As with the iPhone X and XS, one lens would be wide-angle and the other telephoto, according to Chinese suppliers. The current XR has a single wide-angle lens, identical to recent base level iPhone offerings.
Apple has traditionally used telephoto lenses for two purposes, the first being a 2x optical zoom instead of digital enlargement. The second feature is Portrait mode, in which the telephoto becomes the primary lens, with the wide-angle lens capturing depth data used to isolate the subject and simulate DSLR-style bokeh.
The current iPhone XR uses specialized algorithms to achieve a similar Portrait effect, but the resulting image is zoomed-out and not necessarily as accurate as its XS counterpart.

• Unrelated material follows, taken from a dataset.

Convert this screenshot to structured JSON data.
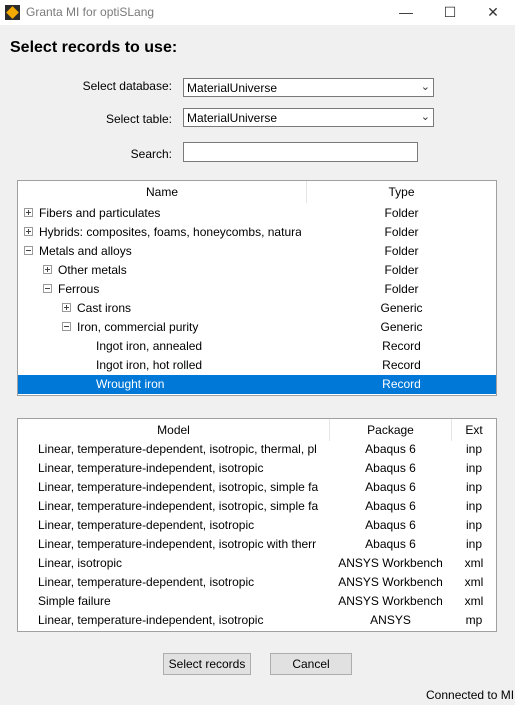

A number of reports have highlighted the flagship 5.8- and 6.5-inch “XI” and “XI Max” OLED iPhones as arriving with a triple-lens camera, the third lens possibly being a super-wide unit. It’s also been posited that two out of three lenses/sensors may be used as common parts to keep costs down.
Additional design changes to the next-gen iPhone XR could include iPad-style mute switches as well as the use of 3D-molded rear glass, which could cover the handset’s larger camera bumps. That same all-glass design is expected with the dual-camera XR successor, which could rely on a familiar 6.1-inch LCD screen.
It is also possible that the new phones will include USB-C to Lightning cables and 18-watt USB-C power adapters, but keep Lightning as their wired data type.